Question

In: Accounting

Better Fitness Gear applies overhead on the basis of direct labor hours. Five direct labor hours...


Better Fitness Gear applies overhead on the basis of direct labor hours. Five direct labor hours are required for each unit produced. Planned production for the period was set at 8,000 units. Budgeted fixed manufacturing overhead for the period is budgeted at $20,000 and variable manufacturing overhead is budgeted at $100,000. The 48,500 hours worked during the period resulted in production of 9,500 units.
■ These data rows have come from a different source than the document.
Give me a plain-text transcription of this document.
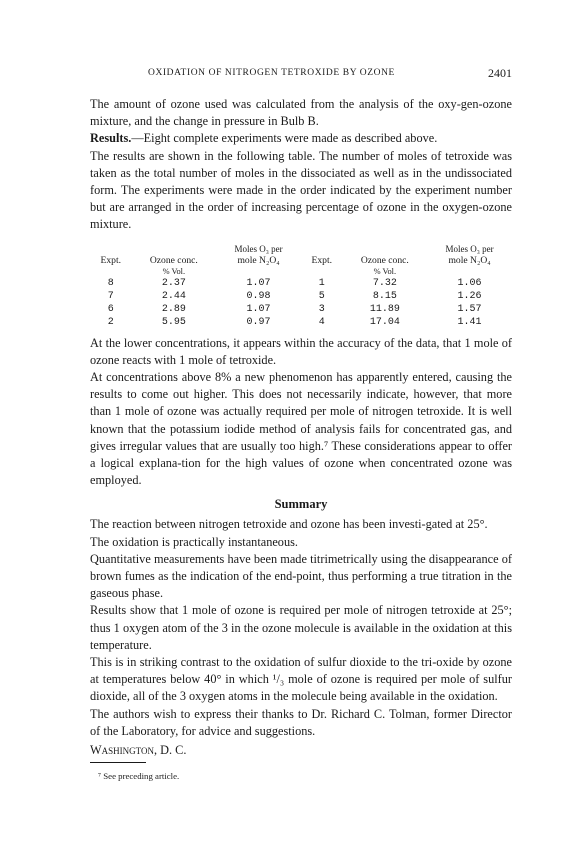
OXIDATION OF NITROGEN TETROXIDE BY OZONE	2401

The amount of ozone used was calculated from the analysis of the oxy-gen-ozone mixture, and the change in pressure in Bulb B.

Results.—Eight complete experiments were made as described above.

The results are shown in the following table. The number of moles of tetroxide was taken as the total number of moles in the dissociated as well as in the undissociated form. The experiments were made in the order indicated by the experiment number but are arranged in the order of increasing percentage of ozone in the oxygen-ozone mixture.

		Moles O₃ per			Moles O₃ per
Expt.	Ozone conc.	mole N₂O₄	Expt.	Ozone conc.	mole N₂O₄
	% Vol.			% Vol.	
8	2.37	1.07	1	7.32	1.06
7	2.44	0.98	5	8.15	1.26
6	2.89	1.07	3	11.89	1.57
2	5.95	0.97	4	17.04	1.41

At the lower concentrations, it appears within the accuracy of the data, that 1 mole of ozone reacts with 1 mole of tetroxide.

At concentrations above 8% a new phenomenon has apparently entered, causing the results to come out higher. This does not necessarily indicate, however, that more than 1 mole of ozone was actually required per mole of nitrogen tetroxide. It is well known that the potassium iodide method of analysis fails for concentrated gas, and gives irregular values that are usually too high.⁷ These considerations appear to offer a logical explana-tion for the high values of ozone when concentrated ozone was employed.

Summary

The reaction between nitrogen tetroxide and ozone has been investi-gated at 25°.

The oxidation is practically instantaneous.

Quantitative measurements have been made titrimetrically using the disappearance of brown fumes as the indication of the end-point, thus performing a true titration in the gaseous phase.

Results show that 1 mole of ozone is required per mole of nitrogen tetroxide at 25°; thus 1 oxygen atom of the 3 in the ozone molecule is available in the oxidation at this temperature.

This is in striking contrast to the oxidation of sulfur dioxide to the tri-oxide by ozone at temperatures below 40° in which ¹/₃ mole of ozone is required per mole of sulfur dioxide, all of the 3 oxygen atoms in the molecule being available in the oxidation.

The authors wish to express their thanks to Dr. Richard C. Tolman, former Director of the Laboratory, for advice and suggestions.

Washington, D. C.

⁷ See preceding article.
Actual manufacturing overhead cost incurred was $156,000.

Required:

Calculate the three overhead variances:

a.      Total Spending Variance

b.      Total Efficiency Variance

c.      Total Volume Variance

d.      Proof: Total Factory Overhead Variances

e.      Interpret your variances

Solutions

Expert Solution

a)

Spending Variance= Budgeted Overhead- Actual Overhead

                                   =$138,750- $156,000

                               =($17,250)

b)

Total Efficiency Variance= Budgeted labour hours-Actual Labour Hours

                                        =        5Hours*9500     -              48,500

                                                             = 47,500-48,500

                                                             = (1,000)

Total Volume variance- 9500 units- 8000 units= 1500 Units.

Though company has able to increase their production capacity from 8000 to 9500 units but still they have utlised more labour and spent more on manfutured overhead, Here it has assumed theActual fixed manufacturing Overhead is considered same as the budgeted one i.e $20,000.